Some see signs of an osmotic influence. Many Afghans have had more than a decade of exposure to professionalism, to a modern, Western style of military leadership, to the advantages of merit-based promotion, and to organizational cultures that prize individual responsibility.

If you go to, say, the Afghan special forces training base at Camp Commando on the outskirts of Kabul, you can see the effect of this. The officers there from the commanding general down are fit and serious with little sign of that well-fed indolence that indicates high status in many Middle Eastern and Asian societies. While there are still some older generals in the Afghan Army who sport airborne or ranger patches in empty imitation of American advisers, the officers and NCOs here wear patches they have actually earned at elite schools in the United States or Europe. They come back from those crucibles with fundamentally altered ideas of rank and hierarchy.

That said, the ISAF and NATO leaders here were all shaken to some degree by the election crisis and by the way that Karzai’s delay in signing the Status of Forces and Bilateral Security agreements risked a total pullout of foreign forces. The fact that the Taliban was unable to obstruct the election and the dispute was finally resolved in the form of a nascent national unity government was therefore reassuring.

They are also all well aware of the political problems here that will require international involvement and large-scale donation for decades to come. For instance, there is no way that Afghanistan with its limited government revenue could by itself sustain security forces of any significant size for decades to come. They fear, as do many Afghan politicians, that without foreign military forces on the ground, and with new crises emerging in the Middle East and Africa, Western donors may lose interest in the country.

They also think that the timeline of the new mission is far too short. NATO has not specified an end date for Resolute Support. Theoretically it could last until the end of the Bilateral Security Agreement two decades from now.

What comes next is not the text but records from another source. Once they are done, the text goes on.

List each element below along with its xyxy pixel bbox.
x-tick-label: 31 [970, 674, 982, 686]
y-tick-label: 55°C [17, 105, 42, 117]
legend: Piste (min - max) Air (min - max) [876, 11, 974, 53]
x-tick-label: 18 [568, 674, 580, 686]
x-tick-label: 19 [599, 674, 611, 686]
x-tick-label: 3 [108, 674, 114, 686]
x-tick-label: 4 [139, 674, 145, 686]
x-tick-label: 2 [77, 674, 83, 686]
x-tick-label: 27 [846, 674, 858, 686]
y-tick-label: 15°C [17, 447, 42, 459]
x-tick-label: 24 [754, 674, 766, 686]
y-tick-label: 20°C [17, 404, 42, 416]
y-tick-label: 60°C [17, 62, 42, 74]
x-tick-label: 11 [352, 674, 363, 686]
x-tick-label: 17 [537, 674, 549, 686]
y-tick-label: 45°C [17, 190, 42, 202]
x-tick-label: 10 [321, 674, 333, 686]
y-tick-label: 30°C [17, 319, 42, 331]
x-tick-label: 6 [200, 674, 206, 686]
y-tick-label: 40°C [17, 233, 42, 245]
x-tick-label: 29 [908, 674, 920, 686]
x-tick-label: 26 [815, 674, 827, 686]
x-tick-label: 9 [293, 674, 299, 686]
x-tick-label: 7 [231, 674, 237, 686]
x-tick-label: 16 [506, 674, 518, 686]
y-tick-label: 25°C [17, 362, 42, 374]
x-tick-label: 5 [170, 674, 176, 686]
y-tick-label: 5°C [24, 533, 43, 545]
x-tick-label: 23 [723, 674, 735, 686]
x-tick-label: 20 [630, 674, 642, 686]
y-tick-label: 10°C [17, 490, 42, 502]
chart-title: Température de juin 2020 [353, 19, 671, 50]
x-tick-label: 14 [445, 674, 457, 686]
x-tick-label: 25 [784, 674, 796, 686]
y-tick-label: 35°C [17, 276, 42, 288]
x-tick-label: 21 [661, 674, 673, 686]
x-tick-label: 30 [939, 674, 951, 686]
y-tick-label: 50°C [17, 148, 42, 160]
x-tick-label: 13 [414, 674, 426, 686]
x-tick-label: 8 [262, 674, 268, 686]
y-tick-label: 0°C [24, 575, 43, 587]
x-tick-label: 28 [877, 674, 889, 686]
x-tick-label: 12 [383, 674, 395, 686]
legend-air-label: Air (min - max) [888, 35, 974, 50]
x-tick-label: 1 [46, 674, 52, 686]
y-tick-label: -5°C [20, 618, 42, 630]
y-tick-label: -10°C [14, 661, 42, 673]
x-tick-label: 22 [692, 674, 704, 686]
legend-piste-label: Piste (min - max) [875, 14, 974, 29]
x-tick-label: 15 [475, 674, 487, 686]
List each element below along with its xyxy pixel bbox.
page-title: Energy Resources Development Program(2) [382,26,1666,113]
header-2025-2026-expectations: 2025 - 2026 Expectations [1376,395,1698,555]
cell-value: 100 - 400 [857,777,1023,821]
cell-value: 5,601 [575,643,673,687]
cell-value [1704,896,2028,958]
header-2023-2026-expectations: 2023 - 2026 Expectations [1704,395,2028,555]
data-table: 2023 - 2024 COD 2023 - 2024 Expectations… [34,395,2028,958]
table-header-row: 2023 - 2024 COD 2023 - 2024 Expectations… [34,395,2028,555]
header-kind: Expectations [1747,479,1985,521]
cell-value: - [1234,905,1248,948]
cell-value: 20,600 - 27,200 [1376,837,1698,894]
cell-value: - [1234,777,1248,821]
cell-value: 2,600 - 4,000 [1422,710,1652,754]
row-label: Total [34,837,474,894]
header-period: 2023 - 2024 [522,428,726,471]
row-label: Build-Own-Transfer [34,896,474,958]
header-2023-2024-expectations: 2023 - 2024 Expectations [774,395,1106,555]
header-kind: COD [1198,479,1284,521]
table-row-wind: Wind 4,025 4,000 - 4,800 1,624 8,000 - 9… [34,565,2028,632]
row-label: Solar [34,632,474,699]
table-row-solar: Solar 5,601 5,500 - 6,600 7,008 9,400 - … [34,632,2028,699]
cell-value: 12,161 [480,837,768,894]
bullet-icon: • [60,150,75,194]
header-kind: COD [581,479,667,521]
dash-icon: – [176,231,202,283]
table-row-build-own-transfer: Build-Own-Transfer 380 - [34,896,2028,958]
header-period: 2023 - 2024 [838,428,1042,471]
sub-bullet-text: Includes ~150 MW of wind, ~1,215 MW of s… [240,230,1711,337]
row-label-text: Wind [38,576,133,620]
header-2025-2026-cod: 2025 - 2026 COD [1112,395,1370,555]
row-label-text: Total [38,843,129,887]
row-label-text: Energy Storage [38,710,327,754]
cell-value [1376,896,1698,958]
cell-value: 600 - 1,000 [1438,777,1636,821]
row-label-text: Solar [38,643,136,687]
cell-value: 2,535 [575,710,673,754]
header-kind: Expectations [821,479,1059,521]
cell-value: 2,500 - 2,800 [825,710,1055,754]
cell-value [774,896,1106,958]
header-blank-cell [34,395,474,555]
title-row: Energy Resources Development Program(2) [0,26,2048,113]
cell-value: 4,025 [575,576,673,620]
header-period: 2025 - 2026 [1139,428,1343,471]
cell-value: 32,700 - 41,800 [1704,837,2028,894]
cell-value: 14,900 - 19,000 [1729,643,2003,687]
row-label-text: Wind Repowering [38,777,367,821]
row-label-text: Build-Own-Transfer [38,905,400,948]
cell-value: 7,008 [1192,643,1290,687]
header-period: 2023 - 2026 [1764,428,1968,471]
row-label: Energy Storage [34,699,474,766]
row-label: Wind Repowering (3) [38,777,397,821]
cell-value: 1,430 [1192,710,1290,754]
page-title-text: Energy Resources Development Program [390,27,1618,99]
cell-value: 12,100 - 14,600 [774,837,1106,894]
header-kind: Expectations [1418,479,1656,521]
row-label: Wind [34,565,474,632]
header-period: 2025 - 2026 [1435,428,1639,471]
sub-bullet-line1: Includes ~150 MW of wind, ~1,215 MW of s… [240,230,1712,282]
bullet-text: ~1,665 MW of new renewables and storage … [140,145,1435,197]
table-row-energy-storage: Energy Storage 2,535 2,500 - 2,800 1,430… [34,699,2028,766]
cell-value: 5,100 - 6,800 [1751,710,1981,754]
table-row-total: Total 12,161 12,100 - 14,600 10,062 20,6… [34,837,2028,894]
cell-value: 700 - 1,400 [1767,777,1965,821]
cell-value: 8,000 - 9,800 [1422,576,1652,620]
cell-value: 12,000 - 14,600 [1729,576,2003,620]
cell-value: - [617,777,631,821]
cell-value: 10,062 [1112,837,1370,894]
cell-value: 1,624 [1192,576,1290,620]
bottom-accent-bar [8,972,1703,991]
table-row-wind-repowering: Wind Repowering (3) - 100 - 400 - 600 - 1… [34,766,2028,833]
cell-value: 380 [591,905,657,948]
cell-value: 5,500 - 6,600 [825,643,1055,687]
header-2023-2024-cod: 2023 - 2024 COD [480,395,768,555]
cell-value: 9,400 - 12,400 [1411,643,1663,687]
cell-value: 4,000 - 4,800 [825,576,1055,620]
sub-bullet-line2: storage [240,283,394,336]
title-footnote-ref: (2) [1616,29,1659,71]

But in practice it is set to finish by the end of 2016, because of President Obama’s insistence that all U.S. troops be gone by then. His plan for half of the U.S. contingent to be pulled out by the end of 2015, regardless of conditions on the ground, essentially rips the heart out of the whole exercise. It will leave the training mission understaffed and largely undefended.

The president’s politically determined end date for Resolute Support, like his previous 2014 deadline, undermines the mission in several ways. It will encourage the insurgents, who know they just have to hold on for two years. It discourages ambivalent allies and supporters in Afghanistan and abroad. It will demoralize soldiers and civilians who know they will have to leave regardless of where their mission stands. And it may well encourage a cynical “screw-it” attitude on the part of personnel who understandably don’t want to be killed or maimed for a cause that the U.S. government clearly does not believe in.

The new president, Ashraf Ghani, has indicated that the duration of Resolution is too short. Senior NATO leaders, both military and civilian, Afghan government officials, and members of civil society, the people at the top of the international aid effort here, and even the reflexively cynical Kabul press corps, all agree. Even the governments of India and even Pakistan have expressed their concerns about the 2016 pullout to the U.S. government. All of them are hoping against hope that the disaster of Iraq will inspire the president to revise his decision. Certainly you would think that all that has happened in Syria and Iraq might prompt the administration and its supporters in the U.S. media and think-tank world to be less complacent about the fate of Afghanistan.

The one thing that has given hope to many people here at ISAF is that Germany’s Angela Merkel is said to have given a classified briefing to the Bundestag in which she said that Germany would push for a longer mission. If President Obama could be persuaded by her example to go for a condition-related date of departure, rather than the rigid deadline he has so far embraced, then perhaps the vast amount of effort and sacrifice, blood and treasure, spent in Afghanistan will not have been given in vain.